Andi Potji adalah petarung sejati. Awal tahun 90-an, beliau memilih berdiri di barisan Megawati ketika kaum nasionalis dan marhaenis lainnya memilih langkah pragmatis mendukung PDI bentukan Soeharto.
Andi Potji tahu pilihannya sangat berisiko. Dan risiko itu nyata: bisnisnya pelan-pelan hancur.
Dia meninggalkan dunia bisnis dan memimpin barisan Pro-Mega dari rumah tuanya di jantung Kota Makassar, Jalan Sultan Hasanuddin.
Di rumah itu Andi Potji selalu ditemani Jacobus Camarlouw Mayong Padang, seorang wartawan idealis, yang ke mana-mana naik motor Vespa tua.
Di pentas politik nasional, publik lebih mengenal Cobu, bukan mentornya, Andi Potji.

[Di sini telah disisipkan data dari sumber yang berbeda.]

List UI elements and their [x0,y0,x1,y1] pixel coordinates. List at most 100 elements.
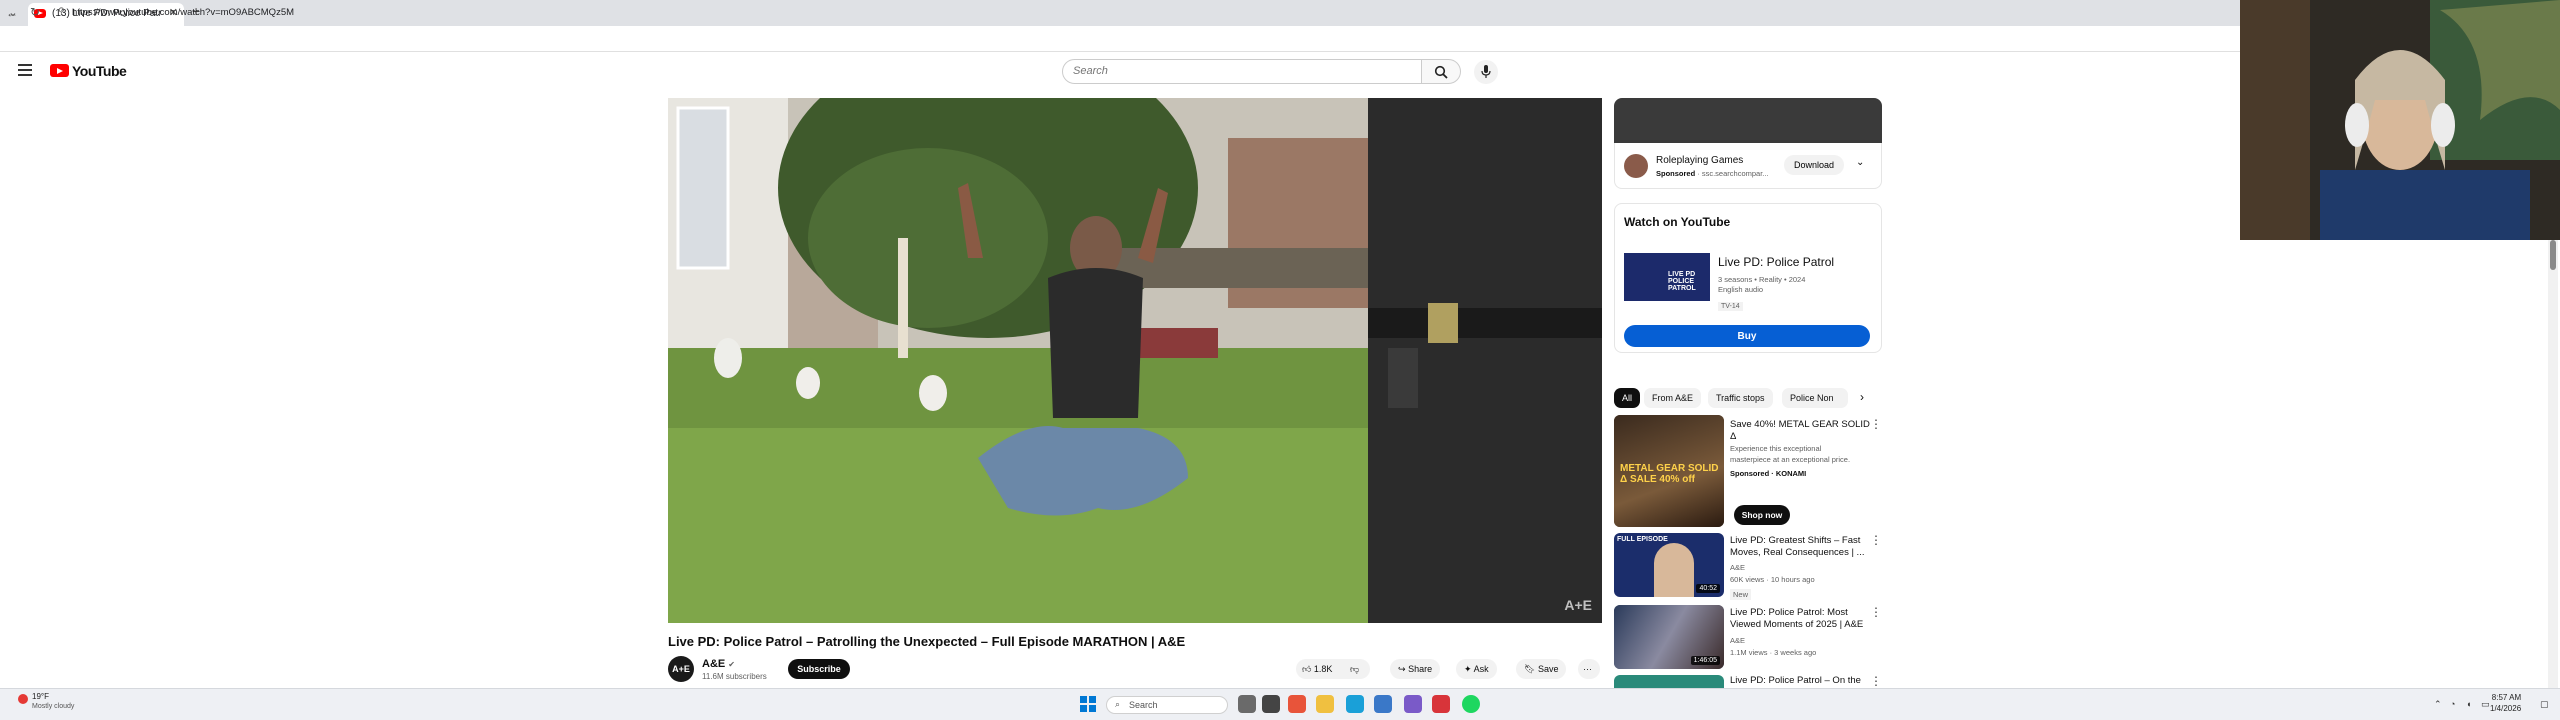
address-bar [0,26,2240,52]
like-count: 1.8K [1313,664,1333,674]
search-input[interactable] [1063,60,1421,82]
verified-icon: ✔ [728,660,735,669]
rec-thumbnail[interactable] [1614,675,1724,688]
more-options-icon[interactable]: ⋮ [1870,533,1882,547]
scrollbar-thumb[interactable] [2550,240,2556,270]
channel-name-text[interactable]: A&E [702,658,725,670]
rec-title[interactable]: Live PD: Greatest Shifts – Fast Moves, R… [1730,535,1870,559]
clock-time: 8:57 AM [2491,693,2522,702]
ad-download-button[interactable]: Download [1784,155,1844,175]
rec-channel[interactable]: A&E [1730,635,1745,646]
taskbar-search-label: Search [1129,700,1158,710]
weather-temp[interactable]: 19°F [32,692,49,701]
thumbs-up-icon: 👍︎ [1302,664,1312,674]
battery-icon[interactable]: ▭ [2481,699,2490,710]
chip-all[interactable]: All [1614,388,1641,408]
subscriber-count: 11.6M subscribers [702,672,767,681]
rec-channel[interactable]: A&E [1730,562,1745,573]
rec-thumbnail[interactable]: FULL EPISODE 40:52 [1614,533,1724,597]
channel-name[interactable]: A&E ✔ [702,658,735,670]
search-icon: ⌕ [1115,699,1121,709]
ad-domain: · ssc.searchcompar... [1697,169,1769,178]
notifications-icon[interactable]: ▢ [2540,699,2549,710]
rec-title[interactable]: Live PD: Police Patrol: Most Viewed Mome… [1730,607,1870,631]
sparkle-icon: ✦ [1464,664,1472,674]
shop-now-button[interactable]: Shop now [1734,505,1790,525]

Reformasi datang menyelamatkan pilihan Andi Potji, mengantarnya ke kursi DPRD.
Namun gajinya sebagai anggota dewan terlalu kecil untuk bisa mengganti hartanya sebagai pengusaha.
Andi Potji menikmati pilihannya. Hidup, bagi Andi Potji, bukanlah semata soal uang. Hidup adalah pertarungan memperjuangkan nilai.
"Dahlan," katanya suatu waktu. "Hidup ini bermartabat kalau kita memiliki nilai. Apalah artinya punya harta berlimpah kalau semua itu kita peroleh dengan mengkhianati hati nurani kita".
Andi Potji mengatakan itu ketika ditanya mengapa dia mendukung Megawati.
Pada awal tahun 1990-an, Megawati seperti penderita kusta yang dimusuhi penguasa Orde Baru.
Andi Potji memilih barisan itu dan meninggalkan profesi pengusaha, pekerjaan yang memberinya kenyamanan hidup.
Sebagai nasionalis sejati, Andi Potji setia pada pilihannya. Bukan sehari dua hari tapi puluhan tahun, hingga akhir hayatnya.